Report filed in PotashCorp fatality
Published 1:00 am Sunday, March 6, 2011
A preliminary report on the fatal accident at PotashCorp Aurora on Wednesday has been filed, providing some details of the incident that resulted in the death of 51-year-old David E. Clark of Chocowinity.
“The victim was attempting to join two ends of 24-inch pipe. An excavator bucket was being used to position the pipe in the saddle of a pipe fuser,” reads the report. “The pipe slipped out of the saddle and struck him.”
The report identifies the pipe fuser as a McElroy A3640101.
Clark, a supervisor with Trader Construction Company of New Bern, had worked for Trader for 24 years, including 20 years at the mine.

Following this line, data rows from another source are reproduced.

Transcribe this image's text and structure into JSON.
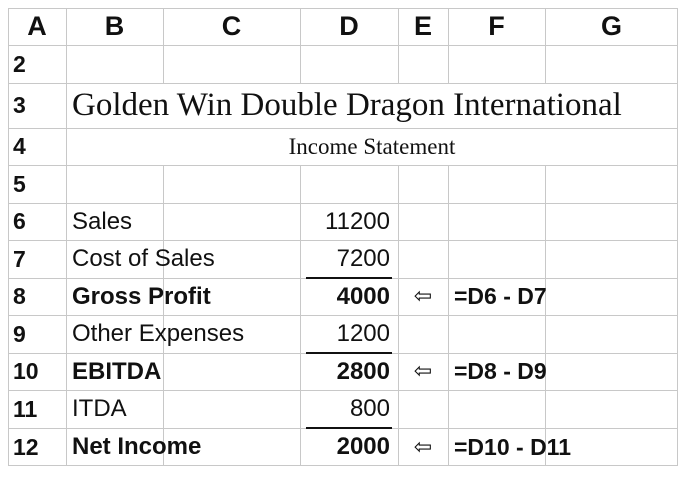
{
  "columns": [
    "A",
    "B",
    "C",
    "D",
    "E",
    "F",
    "G"
  ],
  "rows": [
    "2",
    "3",
    "4",
    "5",
    "6",
    "7",
    "8",
    "9",
    "10",
    "11",
    "12"
  ],
  "title": "Golden Win Double Dragon International",
  "subtitle": "Income Statement",
  "lines": [
    {
      "row": "6",
      "label": "Sales",
      "value": "11200",
      "bold": false,
      "arrow": "",
      "formula": ""
    },
    {
      "row": "7",
      "label": "Cost of Sales",
      "value": "7200",
      "bold": false,
      "arrow": "",
      "formula": ""
    },
    {
      "row": "8",
      "label": "Gross Profit",
      "value": "4000",
      "bold": true,
      "arrow": "⇦",
      "formula": "=D6 - D7"
    },
    {
      "row": "9",
      "label": "Other Expenses",
      "value": "1200",
      "bold": false,
      "arrow": "",
      "formula": ""
    },
    {
      "row": "10",
      "label": "EBITDA",
      "value": "2800",
      "bold": true,
      "arrow": "⇦",
      "formula": "=D8 - D9"
    },
    {
      "row": "11",
      "label": "ITDA",
      "value": "800",
      "bold": false,
      "arrow": "",
      "formula": ""
    },
    {
      "row": "12",
      "label": "Net Income",
      "value": "2000",
      "bold": true,
      "arrow": "⇦",
      "formula": "=D10 - D11"
    }
  ],
  "colors": {
    "gridline": "#c8c8c8",
    "text": "#111111",
    "background": "#ffffff"
  }
}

The report, prepared by Mike Hancher with the Mine Safety and Health Administration’s southeastern office in Sanford, shows the accident occurred at 4:51 p.m., with the time of death at 5:50 p.m. Billy Ratliff investigated the accident for MSHA. The report was filed Friday.
The accident occurred at PotashCorps’ Lee Creek open-pit mine.
The report indicates an autopsy was performed on Clark’s body.
According to the report, 152 contract employees were working at the mine when the accident occurred, including 79 in the open pit, 20 at the prep plant and 53 working elsewhere.
The reports shows there are a total of 385 employees who work at the mine, with 232 working in the mine, 123 working at the prep plant and 30 working elsewhere.
Information included in the initial report is based on preliminary data only and does not represent final determinations regarding the nature of the incident or conclusions regarding the cause of the accident, reads a disclaimer on the initial report.
Both MSHA and the N.C. Labor Department’s Mine and Quarry Bureau sent investigators to the accident scene Thursday.
If any citations are issued as a result of any investigation, they would be issued by federal authorities, Neal O’Briant, a public information officer with the N.C. Labor Department, said Thursday.
There were 24 fatal mine accidents in 2010, according to MSHA’s website. Last month, a fatal mine accident occurred at CF Industries phosphate mine in Florida.
MSHA has jurisdiction over approximately 2,100 coal mines and 12,500 metal and nonmetal mines nationwide. MSHA’s mission is to protect the safety and health of the nation’s miners under the provisions of the Federal Mine Safety and Health Act of 1977, as amended by the Mine Improvement and New Emergency Response Act of 2006.